Eukaryotes have restricted replication to a specific phase of the cell cycle dedicated to extensive DNA synthesis. This has led to the invention of a sophisticated regulatory mechanism that ensures correct timing of origin firing. It is probably for the sake of an efficient regulation that the critical targets of S-phase kinase-dependent promotion of replication, Sld2 and Sld3, are proteins that are dedicated to the assembly of the replication fork, but are not required for fork progression. Dpb11 (and its metazoan TopBP1 orthologues) likely represents a master controller that integrates mitogenic cell cycle and checkpoint signalling to regulate the initiation at the level of the individual origin of replication.

The role of the Sld2-Sld3-Dpb11 phosphorylation switch lies in the modification of the pre-replication complex that leads to the loading of Cdc45, GINS and eventually the replicative DNA polymerases.
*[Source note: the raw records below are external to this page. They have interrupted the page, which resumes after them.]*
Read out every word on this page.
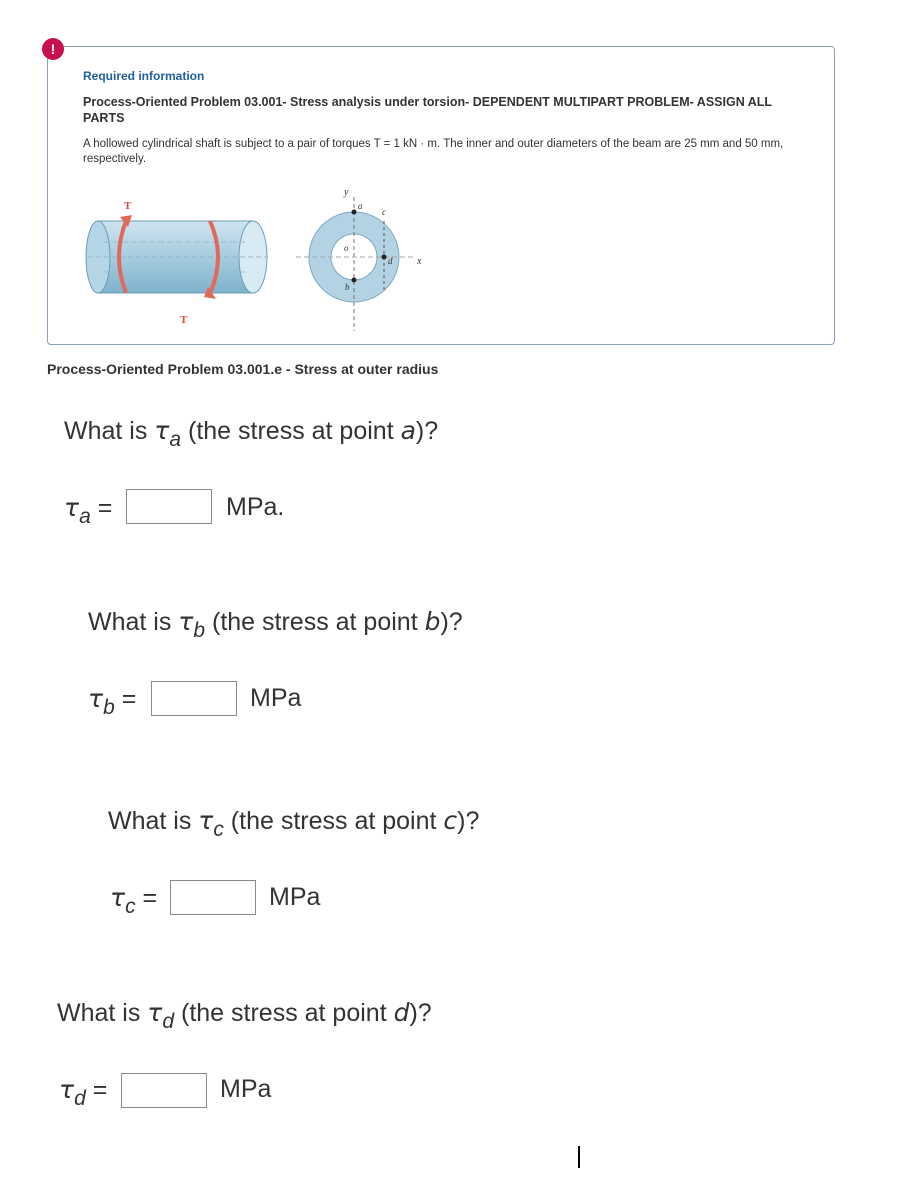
!
Required information
Process-Oriented Problem 03.001- Stress analysis under torsion- DEPENDENT MULTIPART PROBLEM- ASSIGN ALL PARTS
A hollowed cylindrical shaft is subject to a pair of torques T = 1 kN · m. The inner and outer diameters of the beam are 25 mm and 50 mm, respectively.
T
T
y
x
a
b
c
d
o
Process-Oriented Problem 03.001.e - Stress at outer radius
What is $\tau_a$ (the stress at point a)?
$\tau_a$ =	MPa.
What is $\tau_b$ (the stress at point b)?
$\tau_b$ =	MPa
What is $\tau_c$ (the stress at point c)?
$\tau_c$ =	MPa
What is $\tau_d$ (the stress at point d)?
$\tau_d$ =	MPa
Since no enzymatic activities have been assigned to Cdc45 and GINS, it is likely that these factors play rather structural roles at the replication fork. Cdc45 and GINS have been on the one hand proposed as MCM2-7 helicase cofactors that form together the CMG unwindosome, and on the other hand as bridging factors between the replicative helicase and DNA polymerases. They not only seem to coordinate helicase and DNA polymerases action but may also retrieve and integrate signals from several pathways to uncouple the CMG helicase from the Pols δ and ɛ.

Despite the picture emerging for the initiation and its regulation, major challenges are left for the future: the mechanisms of the regulatory switch in metazoan initiation are still to be elucidated, the structural understanding of the initiation complex is still rudimentary, and the interplay between initiation and checkpoint control awaits to be defined in detail. These and many other unresolved issues will provide topics for many years of DNA replication research.